Quelques commentaires

  • Les mastoïdites sont rares. Les OMA sont moins fréquentes. Le nombre de patients à traiter pour éviter une complication est considérable (à comparer au 238 patients naïfs à traiter par statine pour éviter un événement cardio-vasulaire fatal ou non). Sans parler des résistances aux antibiotiques dont la France est la championne d'Europe avec une corrélation très forte entre résistance et prescription.
  • Les limitations de cet essai : les critères de diagnostic de l'OMA ont pu changer avec les années (dans un sens plus restrictif) ; les recommandations françaises font la différence entre enfants entre 3 et 24 mois et enfants plus âgés ; il n'a pas été fait de segmentation par âge.
  • Les préjugés ont la vie dure et les données de l'EBM connues depuis de très nombreuses années ont du mal à faire leur chemin. Quelques exemples :
  • On sait depuis un essai randomisé néerlandais (pays d'Europe où l'on prescrit le moins d'antibiotiques et notamment dans l'OMA) datant de 1981 (!!!) (2) et comparant en aveugle antibiothérapie seule, placebo seul, myringotomie + antibiotiques et myringotomie + placebo, qu'à trois mois il n'y avait aucune différence entre les groupes sur le critère audiogramme. Et pourtant la France était championne des paracentèses et de l'antibiothérapie systématique dans les OMA (ou prétendues OMA).
  • On sait, au moins depuis 2002 (et une étude française, publiée en anglais, mais on comprend pourquoi : ) (3), que l'amoclav ne prévenait pas les OMA en cas de prescription "préventive" dans les affections virales du haut appareil. Et pourtant nombre de médecins affirmaient (affirment toujours) que c'est parce que l'on prescrit des antibiotiques dans les rhinopharyngites qu'on voit moins d'OMA (et de mastoïdites).
  • On sait depuis la nuit des temps (les références me manquent, peut-être la Revue de Médecine de Byg Pharma...) que les gouttes auriculaires sont inutiles dans l'OMA (voire dangereuses) et pourtant elles continuent d'être commercialisées, prescrites et inutiles...
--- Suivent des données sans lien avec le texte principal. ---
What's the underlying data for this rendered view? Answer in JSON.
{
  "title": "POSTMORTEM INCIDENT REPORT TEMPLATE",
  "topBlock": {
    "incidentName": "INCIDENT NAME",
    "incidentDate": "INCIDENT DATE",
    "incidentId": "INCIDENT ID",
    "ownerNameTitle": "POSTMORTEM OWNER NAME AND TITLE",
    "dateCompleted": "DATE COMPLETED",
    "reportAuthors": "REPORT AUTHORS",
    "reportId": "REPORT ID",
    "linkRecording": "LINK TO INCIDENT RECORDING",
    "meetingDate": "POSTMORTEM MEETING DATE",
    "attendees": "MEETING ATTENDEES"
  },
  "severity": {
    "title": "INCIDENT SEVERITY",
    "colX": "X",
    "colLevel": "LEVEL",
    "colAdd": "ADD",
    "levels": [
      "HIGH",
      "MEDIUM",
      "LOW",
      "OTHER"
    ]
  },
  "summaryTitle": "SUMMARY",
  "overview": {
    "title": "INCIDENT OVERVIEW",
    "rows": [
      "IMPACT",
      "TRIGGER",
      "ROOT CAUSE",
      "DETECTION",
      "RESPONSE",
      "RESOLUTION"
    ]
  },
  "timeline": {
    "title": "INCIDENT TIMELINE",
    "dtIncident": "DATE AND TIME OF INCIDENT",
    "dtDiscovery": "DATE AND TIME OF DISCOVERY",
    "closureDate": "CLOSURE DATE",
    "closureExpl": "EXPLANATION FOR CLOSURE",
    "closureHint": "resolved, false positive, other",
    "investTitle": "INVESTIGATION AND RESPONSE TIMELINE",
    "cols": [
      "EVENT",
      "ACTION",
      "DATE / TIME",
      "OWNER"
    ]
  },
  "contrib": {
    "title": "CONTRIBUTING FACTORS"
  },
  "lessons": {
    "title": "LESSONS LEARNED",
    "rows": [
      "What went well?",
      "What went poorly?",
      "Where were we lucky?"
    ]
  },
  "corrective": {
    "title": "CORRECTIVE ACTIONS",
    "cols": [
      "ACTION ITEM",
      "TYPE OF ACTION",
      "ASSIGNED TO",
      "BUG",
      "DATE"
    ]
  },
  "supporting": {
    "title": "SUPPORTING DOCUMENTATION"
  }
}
On peut gloser à l'infini sur la responsabilité de Byg Pharma mais on peut aussi s'interroger, indépendamment de considérations conflictuelles d'intérêts, sur les ORL français qui ont eu tant de mal à changer et sur les médecins généralistes qui ont continué (qui continuent pour certains) de croire à la bonne parole de ces champions de la paracentèse (fric) et de l'antibiothérapie (incompétence).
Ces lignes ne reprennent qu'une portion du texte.